Barrichello Schnellster

Foto: dpa

Beim letzen freien Training zum Großen Preis von Italien war Rubens Barrichello der Schnellste. Zweiter wurde Williams-BMW-Fahrer Juan Pablo Montoya, dritter Jenson Button (BAR-Honda). Michael Schumacher wurde Siebter.

Das Trainingsergebnis beim letzten Freien Training verspricht ein spannendes Rennen: Zwischen dem Schnellsten und dem Neunten lagen gerade einmal fünf Zehntelsekunden. Eine derartige Leistungsdichte hat die Formel 1 seit Jahren nicht mehr erlebt. Was diese Zeiten aber wirklich wert sind, wird sich erst im heutigen Zeittraining (11.9.) ab 13 Uhr zeigen. Denn gelegentlich kommt es vor, dass Teams mit lächerlich geringer Benzinlast im Freien Training auftrumpfen.

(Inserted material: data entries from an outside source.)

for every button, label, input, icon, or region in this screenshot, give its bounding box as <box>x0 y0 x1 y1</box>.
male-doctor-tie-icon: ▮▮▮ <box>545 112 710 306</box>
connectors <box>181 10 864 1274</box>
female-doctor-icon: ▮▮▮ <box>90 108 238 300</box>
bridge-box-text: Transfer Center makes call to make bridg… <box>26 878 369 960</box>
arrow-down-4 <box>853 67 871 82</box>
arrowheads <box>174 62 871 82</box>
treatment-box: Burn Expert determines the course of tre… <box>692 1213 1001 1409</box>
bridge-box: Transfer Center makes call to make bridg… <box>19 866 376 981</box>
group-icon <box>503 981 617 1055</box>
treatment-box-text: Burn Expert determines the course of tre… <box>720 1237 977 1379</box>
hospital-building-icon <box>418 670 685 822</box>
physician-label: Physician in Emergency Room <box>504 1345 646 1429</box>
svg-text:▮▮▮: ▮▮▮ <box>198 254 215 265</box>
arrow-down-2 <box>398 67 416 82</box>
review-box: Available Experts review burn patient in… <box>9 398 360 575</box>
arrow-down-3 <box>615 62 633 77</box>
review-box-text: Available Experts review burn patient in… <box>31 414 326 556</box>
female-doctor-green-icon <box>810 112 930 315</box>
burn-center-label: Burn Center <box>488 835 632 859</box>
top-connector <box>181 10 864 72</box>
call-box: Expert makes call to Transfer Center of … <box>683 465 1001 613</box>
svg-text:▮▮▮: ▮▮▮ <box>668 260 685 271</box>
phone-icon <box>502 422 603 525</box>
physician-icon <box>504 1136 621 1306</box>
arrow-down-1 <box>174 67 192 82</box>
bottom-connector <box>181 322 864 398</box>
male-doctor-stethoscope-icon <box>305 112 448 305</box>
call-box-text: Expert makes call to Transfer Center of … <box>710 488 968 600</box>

Bei den letzten Übungsfahrten vor dem für die Startaufstellung entscheidenden Einzelzeitfahren setzte sich Rubens Barrichello blendend in Szene. Der Brasilianer verwies Juan Pablo Montoya (Rückstand 0,098 Sekunden) und Jenson Button auf die Plätze. Der BAR-Honda-Fahrer war um knapp zwei Zehntelsekunden langsamer als der Ferrari-Fahrer.

Michael Schumacher im zweiten Ferrari machte am Vormittag ein langes Gesicht. Der Deutsche kam nur auf Platz sieben – hinter seinem Teamkollegen, beiden BAR-Honda einem McLaren-Mercedes (Räikkönen) und einem Renault (Alonso).

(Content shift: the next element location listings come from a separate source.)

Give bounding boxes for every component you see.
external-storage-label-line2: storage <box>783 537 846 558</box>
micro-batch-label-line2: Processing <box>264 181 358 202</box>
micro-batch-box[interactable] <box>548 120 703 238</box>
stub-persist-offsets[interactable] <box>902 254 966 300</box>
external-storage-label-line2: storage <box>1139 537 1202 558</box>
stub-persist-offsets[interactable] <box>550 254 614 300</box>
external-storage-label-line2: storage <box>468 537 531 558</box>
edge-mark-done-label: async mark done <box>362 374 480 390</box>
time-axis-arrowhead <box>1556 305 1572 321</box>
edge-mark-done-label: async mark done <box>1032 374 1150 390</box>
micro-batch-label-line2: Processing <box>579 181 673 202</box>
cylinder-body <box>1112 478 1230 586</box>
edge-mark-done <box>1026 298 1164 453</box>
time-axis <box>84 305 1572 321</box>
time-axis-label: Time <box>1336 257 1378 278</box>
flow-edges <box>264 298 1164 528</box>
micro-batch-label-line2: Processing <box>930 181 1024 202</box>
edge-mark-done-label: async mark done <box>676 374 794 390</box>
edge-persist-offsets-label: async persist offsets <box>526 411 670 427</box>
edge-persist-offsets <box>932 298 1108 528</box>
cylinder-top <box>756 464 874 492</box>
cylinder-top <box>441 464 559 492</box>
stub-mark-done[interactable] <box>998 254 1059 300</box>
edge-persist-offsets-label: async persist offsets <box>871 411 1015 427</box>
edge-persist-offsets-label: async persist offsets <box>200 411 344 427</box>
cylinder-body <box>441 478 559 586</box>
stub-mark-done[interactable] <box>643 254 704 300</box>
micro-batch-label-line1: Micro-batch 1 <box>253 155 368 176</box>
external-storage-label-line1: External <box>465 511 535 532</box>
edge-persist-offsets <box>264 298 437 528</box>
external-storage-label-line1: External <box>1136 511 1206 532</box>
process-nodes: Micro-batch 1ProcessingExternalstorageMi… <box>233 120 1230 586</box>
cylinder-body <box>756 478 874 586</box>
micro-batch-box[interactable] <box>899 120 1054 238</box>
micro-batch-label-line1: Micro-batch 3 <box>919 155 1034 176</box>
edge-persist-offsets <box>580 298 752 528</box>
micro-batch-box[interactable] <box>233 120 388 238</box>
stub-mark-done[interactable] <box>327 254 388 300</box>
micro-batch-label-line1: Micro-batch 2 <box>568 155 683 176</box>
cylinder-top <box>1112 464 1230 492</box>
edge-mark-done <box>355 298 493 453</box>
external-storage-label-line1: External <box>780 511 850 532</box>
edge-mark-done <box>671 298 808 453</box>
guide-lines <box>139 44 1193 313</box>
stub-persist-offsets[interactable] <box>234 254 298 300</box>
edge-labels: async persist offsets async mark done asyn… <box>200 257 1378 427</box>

Für reichlich Kleinholz sorgte Jordan-Fahrer Giorgio Pantano. Beim Anbremsen der ersten Schikane verlor der Italiener die Kontrolle über sein Auto. Der Jordan stellte sich quer und in rodelnder Fahrt krachte er dann in den gerade in die Schikane einbiegenden Minardi von Zsolt Baumgartner. Bei beiden Autos gingen die Radaufhängungen k.o. Die Fahrer blieben unversehrt. Es ist das zweite Mal innerhalb von zwei Wochen, dass der Ungar unschuldig in einen Unfall verwickelt wurde. In Spa war Baumgartner von Jenson Buttons BAR aus dem Rennen gekegelt worden.